There are different schools of thought on spanking your child. Some radically oppose any form of corporal punishment, while others believe in the adage 'Spare the rod, spoil the child.' While it is true that children need to be disciplined and spanking does help achieve that end, studies have proven that children who have been subjected to corporal punishment have low self-esteem and grow into insecure individuals.
Spanking is the means to an end - which is discipline. So wouldn't you rather find a way to discipline your child without resorting to 'the rod'? Here are 7 alternatives.
Think a step ahead
If you're going to be standing for a long time in a queue, it's downright unfair for you to expect your child to stand quietly by your side. Anticipate situations that may lead to tantrums, and try and prevent them. Carry a colouring book and some crayons so your child will be otherwise occupied as you go about your work, and she doesn't keep pulling at your arms begging you to leave.
Instead of giving threats, give your child choices
If your child is misbehaving at the dinner table - banging her spoon on the plate or some such thing, instead of saying something like "The next time you do that, I'll send you to your bedroom," ask your child if she would like to eat in her room, where she could bang her plate all she wants, or with everyone else in the dining room, where she would have to stop misbehaving.
Teach your child to learn from mistakes
If you just spank your child when he does something wrong, he may stop doing it, but that's only because he's afraid of you. On the other hand, if you teach your child account for his mistakes and to learn from them, it would stand him in greater stead. For example, if your child wreaks havoc on your neighbour's garden, you could take out your checkbook, pay the damages and proceed to give your child a spanking, or you could ask your child to apologise and to make up for his mistake by tending to the garden for a few months. Better still, you could ask your child what he could do to make up for the damages and help him come up with solutions. This way he learns accountability for his mistakes, and can help make them better.
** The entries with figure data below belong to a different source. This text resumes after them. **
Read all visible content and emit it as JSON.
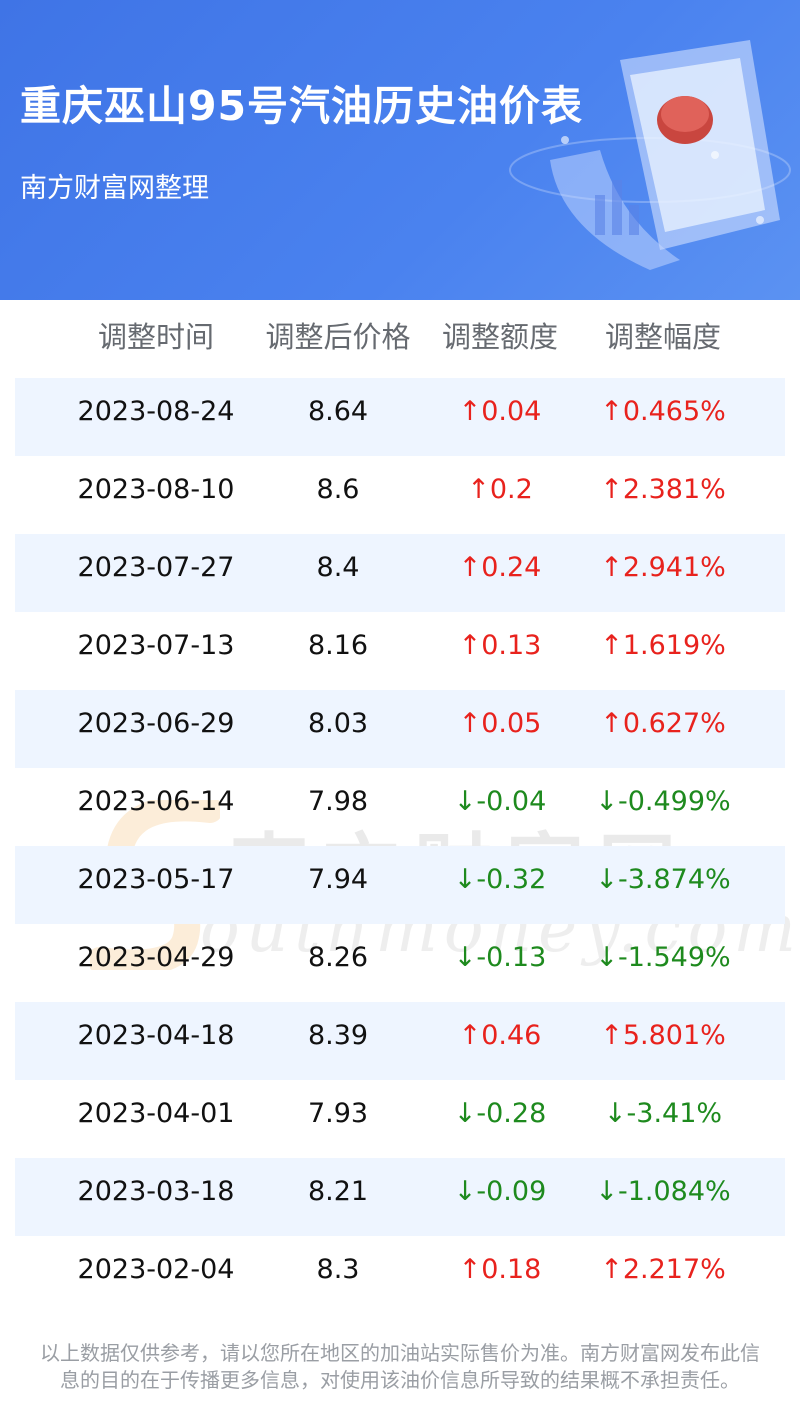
{
  "header": {
    "title": "重庆巫山95号汽油历史油价表",
    "subtitle": "南方财富网整理"
  },
  "columns": [
    "调整时间",
    "调整后价格",
    "调整额度",
    "调整幅度"
  ],
  "rows": [
    {
      "date": "2023-08-24",
      "price": "8.64",
      "change": "↑0.04",
      "pct": "↑0.465%",
      "dir": "up"
    },
    {
      "date": "2023-08-10",
      "price": "8.6",
      "change": "↑0.2",
      "pct": "↑2.381%",
      "dir": "up"
    },
    {
      "date": "2023-07-27",
      "price": "8.4",
      "change": "↑0.24",
      "pct": "↑2.941%",
      "dir": "up"
    },
    {
      "date": "2023-07-13",
      "price": "8.16",
      "change": "↑0.13",
      "pct": "↑1.619%",
      "dir": "up"
    },
    {
      "date": "2023-06-29",
      "price": "8.03",
      "change": "↑0.05",
      "pct": "↑0.627%",
      "dir": "up"
    },
    {
      "date": "2023-06-14",
      "price": "7.98",
      "change": "↓-0.04",
      "pct": "↓-0.499%",
      "dir": "down"
    },
    {
      "date": "2023-05-17",
      "price": "7.94",
      "change": "↓-0.32",
      "pct": "↓-3.874%",
      "dir": "down"
    },
    {
      "date": "2023-04-29",
      "price": "8.26",
      "change": "↓-0.13",
      "pct": "↓-1.549%",
      "dir": "down"
    },
    {
      "date": "2023-04-18",
      "price": "8.39",
      "change": "↑0.46",
      "pct": "↑5.801%",
      "dir": "up"
    },
    {
      "date": "2023-04-01",
      "price": "7.93",
      "change": "↓-0.28",
      "pct": "↓-3.41%",
      "dir": "down"
    },
    {
      "date": "2023-03-18",
      "price": "8.21",
      "change": "↓-0.09",
      "pct": "↓-1.084%",
      "dir": "down"
    },
    {
      "date": "2023-02-04",
      "price": "8.3",
      "change": "↑0.18",
      "pct": "↑2.217%",
      "dir": "up"
    }
  ],
  "watermark": {
    "cn": "南方财富网",
    "en": "outhmoney.com"
  },
  "footer": {
    "line1": "以上数据仅供参考，请以您所在地区的加油站实际售价为准。南方财富网发布此信",
    "line2": "息的目的在于传播更多信息，对使用该油价信息所导致的结果概不承担责任。"
  },
  "colors": {
    "up": "#e8221d",
    "down": "#1e8a1e",
    "row_alt": "#eef5ff",
    "header_bg": "#4a7fec"
  }
}
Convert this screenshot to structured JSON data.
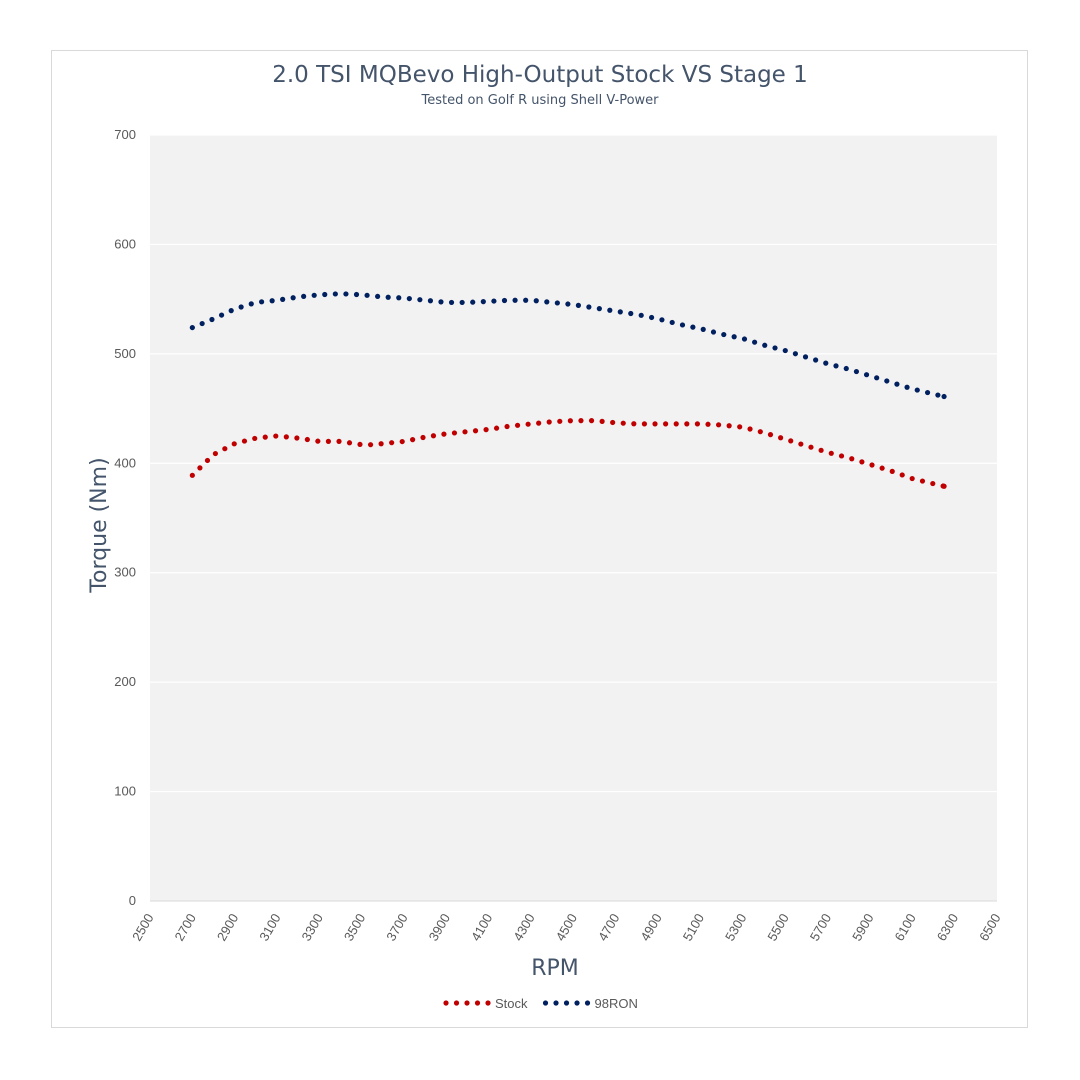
{
  "chart_data": {
    "type": "scatter",
    "title": "2.0 TSI MQBevo High-Output Stock VS Stage 1",
    "subtitle": "Tested on Golf R using Shell V-Power",
    "xlabel": "RPM",
    "ylabel": "Torque (Nm)",
    "xlim": [
      2500,
      6500
    ],
    "ylim": [
      0,
      700
    ],
    "x_ticks": [
      2500,
      2700,
      2900,
      3100,
      3300,
      3500,
      3700,
      3900,
      4100,
      4300,
      4500,
      4700,
      4900,
      5100,
      5300,
      5500,
      5700,
      5900,
      6100,
      6300,
      6500
    ],
    "y_ticks": [
      0,
      100,
      200,
      300,
      400,
      500,
      600,
      700
    ],
    "grid": true,
    "legend_position": "bottom",
    "series": [
      {
        "name": "Stock",
        "color": "#c00000",
        "marker": "dotted",
        "points": [
          [
            2700,
            389
          ],
          [
            2800,
            408
          ],
          [
            2900,
            418
          ],
          [
            3000,
            423
          ],
          [
            3100,
            425
          ],
          [
            3200,
            423
          ],
          [
            3300,
            420
          ],
          [
            3400,
            420
          ],
          [
            3500,
            417
          ],
          [
            3550,
            417
          ],
          [
            3700,
            420
          ],
          [
            3800,
            424
          ],
          [
            3900,
            427
          ],
          [
            4000,
            429
          ],
          [
            4100,
            431
          ],
          [
            4200,
            434
          ],
          [
            4300,
            436
          ],
          [
            4400,
            438
          ],
          [
            4500,
            439
          ],
          [
            4600,
            439
          ],
          [
            4700,
            437
          ],
          [
            4800,
            436
          ],
          [
            4900,
            436
          ],
          [
            5000,
            436
          ],
          [
            5100,
            436
          ],
          [
            5200,
            435
          ],
          [
            5300,
            433
          ],
          [
            5400,
            428
          ],
          [
            5500,
            422
          ],
          [
            5600,
            416
          ],
          [
            5700,
            410
          ],
          [
            5800,
            405
          ],
          [
            5900,
            399
          ],
          [
            6000,
            393
          ],
          [
            6100,
            386
          ],
          [
            6250,
            379
          ]
        ]
      },
      {
        "name": "98RON",
        "color": "#002060",
        "marker": "dotted",
        "points": [
          [
            2700,
            524
          ],
          [
            2800,
            532
          ],
          [
            2900,
            541
          ],
          [
            3000,
            547
          ],
          [
            3100,
            549
          ],
          [
            3200,
            552
          ],
          [
            3300,
            554
          ],
          [
            3400,
            555
          ],
          [
            3500,
            554
          ],
          [
            3600,
            552
          ],
          [
            3700,
            551
          ],
          [
            3800,
            549
          ],
          [
            3900,
            547
          ],
          [
            4000,
            547
          ],
          [
            4100,
            548
          ],
          [
            4200,
            549
          ],
          [
            4300,
            549
          ],
          [
            4400,
            547
          ],
          [
            4500,
            545
          ],
          [
            4600,
            542
          ],
          [
            4700,
            539
          ],
          [
            4800,
            536
          ],
          [
            4900,
            532
          ],
          [
            5000,
            527
          ],
          [
            5100,
            523
          ],
          [
            5200,
            518
          ],
          [
            5300,
            514
          ],
          [
            5400,
            508
          ],
          [
            5500,
            503
          ],
          [
            5600,
            497
          ],
          [
            5700,
            491
          ],
          [
            5800,
            486
          ],
          [
            5900,
            480
          ],
          [
            6000,
            474
          ],
          [
            6100,
            468
          ],
          [
            6250,
            461
          ]
        ]
      }
    ]
  }
}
Prepare your child for the outcome
If you want your child to switch off the television, don't barge into the room and demand that he turn it off immediately. Give him some notice. It's easier on his little system. Similarly, if he's playing in the park, warn him a little in advance before it's time to leave.
Give your child reasons
One of the more unfair lines parents dole out to their children is "Because I said so." Your children should be made to understand the reasoning of your decisions. Even if they don't agree with it, it's more satisfying if an explanation is forthcoming."
Instead of punishing your child by yelling at her or grounding her, let her do something by way of atoning for her wrong. First, explain why what she did was wrong, and then come up with a chore the two of you could do together. For example, make her clean out her cupboard, and sit with her helping her fold her clothes as she takes them out and places them neatly again in the cupboard.
Analyse your personality
Do you get angry often? Are you short on patience? Many parents have a short rein on their temper and the child bears the brunt of their fury. Lose your temper too often, and your child ceases to respect it - or you. Leave the discussion for later when both of you have calmed down.